Я навязываю своему телу дисциплину и начинаю учить новый язык… язык двора и христианства – церкви и государства, – совершенно искусственно обусловленные движения, которые деформируют и перекраивают тело и устанавливают целый ряд искусственно придуманных правил красоты; этот язык не универсален – он чужд Востоку и третьему миру… Интересно, насколько чудовищными и диковинными были бы мои движения, если бы я отдался своему еврейскому естеству32
.Ответ, конечно, глубоко ироничен: ведь именно этому Роббинс и посвятил большую часть своей карьеры, начиная с «Клетки
» и «Послеполуденного отдыха фавна» и до «Вестсайдской истории», «Скрипача на крыше» и «Танцев на вечеринке». Конечно, это были не «еврейские» балеты (а что, собственно, такое – «еврейский балет»?), но все они проросли из его собственной жизни и верований. И как грустно, что чем больше Роббинс стеснялся своей национальности и старался соответствовать – этнически, сексуально, артистически, тем больше он отрезал себя от источников, которые питали его творчество, – а они как раз заключались в том, что он не совсем соответствовал и пришел в балет, в танец модерн, джаз и на Бродвей не самым прямым путем. Роббинс понимал, что попал в тупик. И смерть Баланчина в 1983 году лишь усугубила ситуацию.Словно обращаясь к прошлому, Роббинс сделал ряд балетов, которые вновь развернулись лицом к поп-культуре и современным композиторам: это были «Пьесы Гласса
» на музыку Филиппа Гласса (1983), «Я старомоден» памяти Фреда Астера, «Брамс/Гендель» с Твайлой Тарп (оба 1984) и «Восемь строк» (1985) на музыку Стива Райха.
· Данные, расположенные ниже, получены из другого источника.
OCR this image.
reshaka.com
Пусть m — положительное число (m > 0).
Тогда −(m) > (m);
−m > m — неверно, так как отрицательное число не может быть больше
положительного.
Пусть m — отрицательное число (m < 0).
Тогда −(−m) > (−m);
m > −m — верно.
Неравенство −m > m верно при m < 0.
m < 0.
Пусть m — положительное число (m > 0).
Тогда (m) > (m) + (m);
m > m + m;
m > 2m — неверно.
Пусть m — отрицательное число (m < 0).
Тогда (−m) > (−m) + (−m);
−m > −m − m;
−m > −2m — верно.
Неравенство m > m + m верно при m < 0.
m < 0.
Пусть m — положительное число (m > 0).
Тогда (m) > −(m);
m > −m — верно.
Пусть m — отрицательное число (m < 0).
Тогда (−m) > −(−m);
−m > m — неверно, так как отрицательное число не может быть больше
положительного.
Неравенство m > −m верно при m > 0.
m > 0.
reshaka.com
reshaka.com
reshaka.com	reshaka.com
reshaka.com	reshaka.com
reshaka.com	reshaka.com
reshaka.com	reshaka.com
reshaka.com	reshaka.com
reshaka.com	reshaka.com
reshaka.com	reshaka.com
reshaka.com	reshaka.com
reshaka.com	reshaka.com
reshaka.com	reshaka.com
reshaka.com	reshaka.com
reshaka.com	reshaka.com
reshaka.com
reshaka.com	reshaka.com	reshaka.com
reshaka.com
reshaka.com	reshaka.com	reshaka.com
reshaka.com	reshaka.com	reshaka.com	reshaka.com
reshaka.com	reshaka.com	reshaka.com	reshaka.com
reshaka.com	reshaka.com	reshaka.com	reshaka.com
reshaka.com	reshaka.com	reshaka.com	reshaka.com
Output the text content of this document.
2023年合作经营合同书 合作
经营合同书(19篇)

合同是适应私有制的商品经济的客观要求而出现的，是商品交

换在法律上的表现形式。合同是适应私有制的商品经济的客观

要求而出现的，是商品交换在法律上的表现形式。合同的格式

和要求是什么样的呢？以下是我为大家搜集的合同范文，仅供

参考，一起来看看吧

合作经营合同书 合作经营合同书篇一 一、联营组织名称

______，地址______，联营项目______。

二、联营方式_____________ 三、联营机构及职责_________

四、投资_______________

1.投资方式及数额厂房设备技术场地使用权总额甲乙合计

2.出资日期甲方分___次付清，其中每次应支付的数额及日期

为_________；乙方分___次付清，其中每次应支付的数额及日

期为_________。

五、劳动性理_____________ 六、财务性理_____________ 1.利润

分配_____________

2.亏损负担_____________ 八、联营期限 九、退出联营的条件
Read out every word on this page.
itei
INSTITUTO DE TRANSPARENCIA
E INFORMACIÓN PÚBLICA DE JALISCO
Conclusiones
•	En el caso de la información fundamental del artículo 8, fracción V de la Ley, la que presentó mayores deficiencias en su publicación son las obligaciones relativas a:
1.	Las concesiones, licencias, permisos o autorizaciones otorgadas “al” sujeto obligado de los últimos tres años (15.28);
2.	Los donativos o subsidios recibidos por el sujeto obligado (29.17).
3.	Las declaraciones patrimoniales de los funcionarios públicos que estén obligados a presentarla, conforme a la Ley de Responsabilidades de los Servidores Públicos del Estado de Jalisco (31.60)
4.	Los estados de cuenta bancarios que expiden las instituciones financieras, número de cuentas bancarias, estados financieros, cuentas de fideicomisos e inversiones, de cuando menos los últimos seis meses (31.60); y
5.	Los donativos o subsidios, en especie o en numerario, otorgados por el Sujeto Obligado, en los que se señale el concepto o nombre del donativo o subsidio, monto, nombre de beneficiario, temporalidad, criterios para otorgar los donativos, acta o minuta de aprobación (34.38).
Ни один из них не мог тягаться с его прошлыми работами, и не в последнюю очередь потому, что Гласс и Райх – это не Бернстайн. (Роббинс огорченно писал в дневнике: «Гласс работает так себе… непонятно, к чему приведет. Концовка не годится».) Но и сам хореограф был не тот, что прежде. Если в «Танцах на вечеринке» ответ на его искания был «да», то теперь это было нерешительное «может быть»33.Тем не менее в 1998 году Роббинс прошел полный круг. С чувством настойчивой безотлагательности – а ему было восемьдесят – он вернулся к балету, который впервые поставил в 1965 году, – к «Свадебке
» Стравинского. (Впервые балет был поставлен Нижинской в 1923 году.) Здоровье Роббинса заметно ухудшилось: он плохо слышал, едва удерживал баланс, кратковременная память начала его подводить. Он был слаб, но настаивал на том, чтобы самостоятельно ставить спектакль. Любопытно, что он делал это в «Нью-Йорк Сити балле»: Баланчин давно отказался от мысли что-либо ставить на эту музыку. Партитура была безжалостным, тревожным, диссонантным сплетением религиозных и народных мотивов. В «Свадебке» показана русская крестьянская свадьба. Однако событие не кажется радостным, и у Роббинса, как и у Нижинской, невесту и жениха буквально выталкивают из привычной жизни окружающие, отрывают от родителей, и они оказываются загнанными в ловушку социального ритуала – в свой брак. Это не лучшее произведение Роббинса, но в нем есть действительно сильные моменты (например, танец мальчиков). Однако важен сам факт, что он вернулся к нему. Он оглядывался назад: на крестьянскую – не имперскую – Россию, из которой приехали его родители, на Россию со старинными обрядами и модернистскими устремлениями, на мир и традиции, которые были уже слишком далеки от него.На следующий день после премьеры у Роббинса случился инсульт. А через два месяца он скончался.